Le chronotachygraphe numérique intelligent de deuxième génération (1C V2 ou Gen2V2) utilise quant à lui désormais la géolocalisation. Il permet notamment d’enregistrer des données précises et fiables sur la distance parcourue par le véhicule, les temps de conduite, les pauses, les temps de repos des conducteurs, l’identité et l’activité du conducteur, les données relatives au contrôle, à l’étalonnage et à la réparation du tachygraphe. Ainsi, ce type de chronotachygraphe permet d’améliorer la sécurité routière et de s’assurer que les conditions de travail des conducteurs, notamment les temps de conduite et de repos, soient respectées. C’est pourquoi aujourd’hui, tous les véhicules neufs de plus de 3,5 tonnes mis en circulation doivent en être équipés.
Concernant les véhicules de plus de 3,5 tonnes immatriculés avant 2023, ils doivent être dotés d’un chronotachygraphe de deuxième génération (1C V2 ou Gen2V2). Toutefois, les véhicules équipés après le 15 juin 2019 d’un chronotachygraphe numérique de première génération, un délai leur est accordé : ils ont jusqu’au 19 août 2025 pour installer le chronotachygraphe de deuxième génération.
Le chronotachygraphe numérique permet d’avertir les conducteurs lorsqu’il détecte un événement, une anomalie, ainsi que le risque de dépassement du temps de conduite maximal autorisé sans interruption. Ces avertissements permettent de faciliter le respect de la réglementation en matière de temps de conduite et de repos. Ils sont visuels et peuvent aussi être sonores.

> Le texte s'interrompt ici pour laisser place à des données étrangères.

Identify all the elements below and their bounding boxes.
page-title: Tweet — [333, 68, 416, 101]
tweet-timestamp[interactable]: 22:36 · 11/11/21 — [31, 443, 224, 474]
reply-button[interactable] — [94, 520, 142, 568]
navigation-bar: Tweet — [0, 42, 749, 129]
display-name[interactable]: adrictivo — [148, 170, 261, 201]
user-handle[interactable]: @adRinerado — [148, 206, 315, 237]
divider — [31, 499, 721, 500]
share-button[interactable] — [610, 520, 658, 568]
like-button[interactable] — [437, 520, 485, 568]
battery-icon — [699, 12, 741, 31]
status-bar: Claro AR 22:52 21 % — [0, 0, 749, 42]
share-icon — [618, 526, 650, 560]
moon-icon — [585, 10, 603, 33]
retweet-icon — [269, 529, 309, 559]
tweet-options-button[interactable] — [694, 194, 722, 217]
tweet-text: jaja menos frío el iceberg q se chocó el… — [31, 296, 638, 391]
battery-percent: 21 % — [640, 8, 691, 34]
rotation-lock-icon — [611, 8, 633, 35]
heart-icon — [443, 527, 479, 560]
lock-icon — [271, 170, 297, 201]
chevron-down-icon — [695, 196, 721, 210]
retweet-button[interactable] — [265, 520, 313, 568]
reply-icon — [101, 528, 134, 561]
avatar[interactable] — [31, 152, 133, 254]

Ils durent au moins 30 secondes, à moins que le conducteur en accuse réception, en appuyant sur une touche quelconque du chronotachygraphe. Le motif de l’avertissement est affiché et reste visible jusqu’à ce que le conducteur en accuse réception, à l’aide d’un code ou d’une commande spécifique sur le chronotachygraphe.

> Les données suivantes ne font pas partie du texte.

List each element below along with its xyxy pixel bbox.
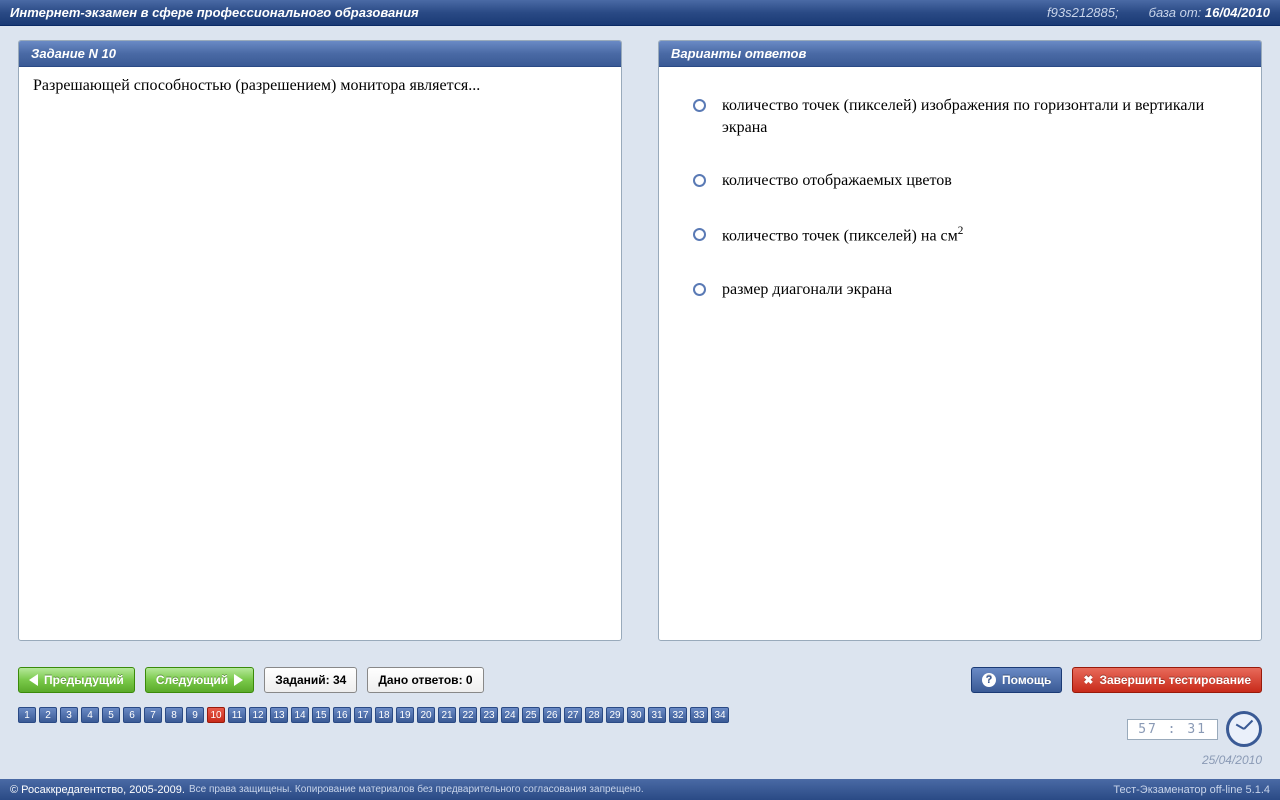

Le chronotachygraphe installé dans le véhicule doit être constamment maintenu en bon état de fonctionnement. Il est soumis à des inspections régulières effectuées par des ateliers agréés, pour s'assurer notamment qu‘il est correctement installé et qu’il enregistre correctement les données relatives aux temps de conduite et aux temps de repos. Ce contrôle doit être renouvelé tous les 2 ans sous peine d’être puni d’une amende de 750 euros maximum (contravention de 4e classe). Si cette infraction est constatée, le véhicule peut également être immobilisé et retiré de la circulation jusqu'à ce qu'il ait été mis en conformité.

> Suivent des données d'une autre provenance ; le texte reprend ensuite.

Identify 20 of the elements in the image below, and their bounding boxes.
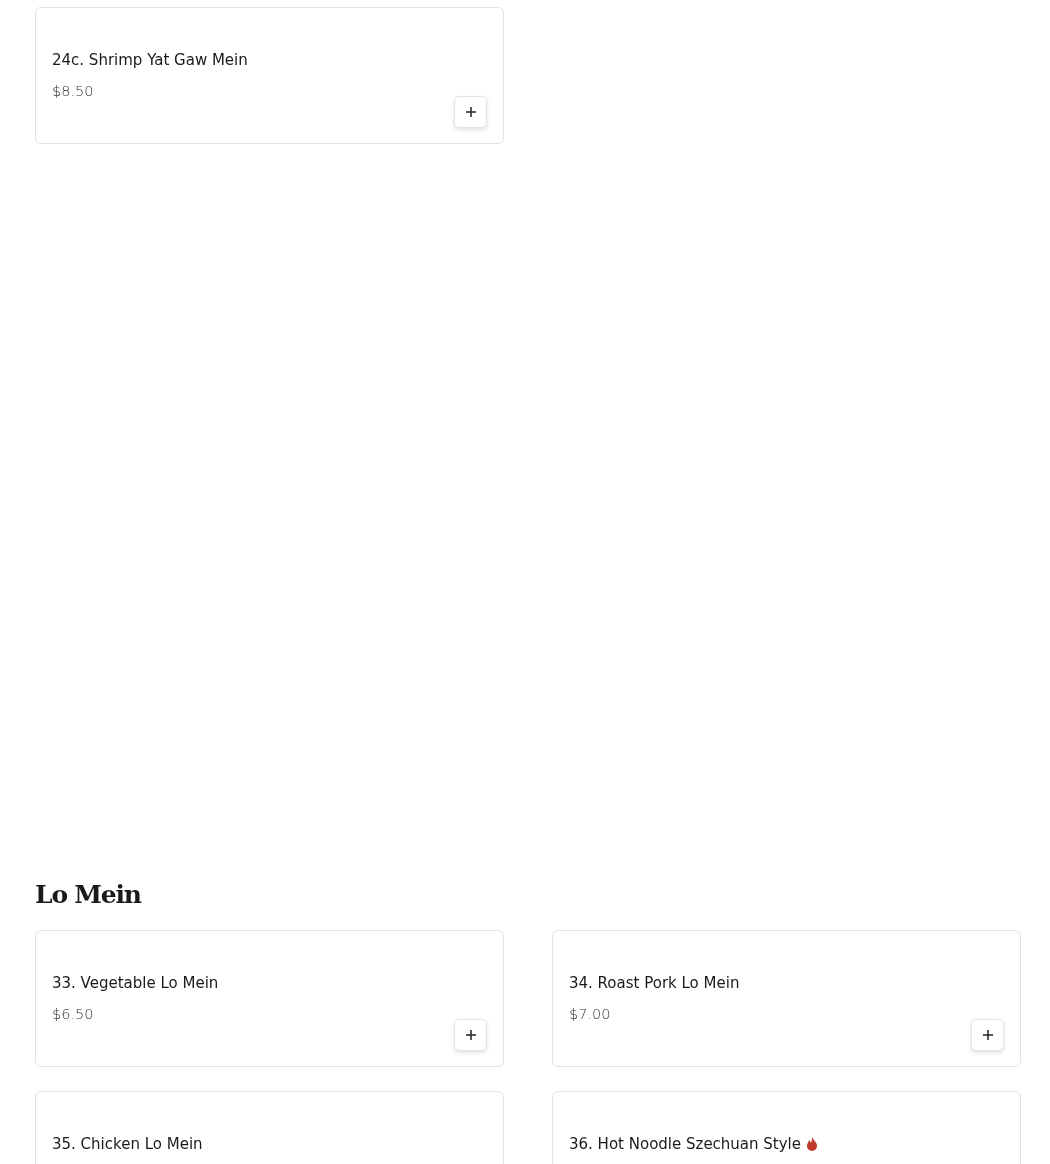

Aussi, pour prévenir les risques routiers liés à la fatigue des conducteurs, les entreprises doivent s’assurer que les temps de conduite et les périodes de repos des conducteurs sont bien respectées, via l’utilisation des chronotachygraphes, et encourager leurs salariés à prendre des pauses régulières. Elles peuvent également mettre en place des sensibilisations à destination des conducteurs sur les risques routiers liés à la fatigue.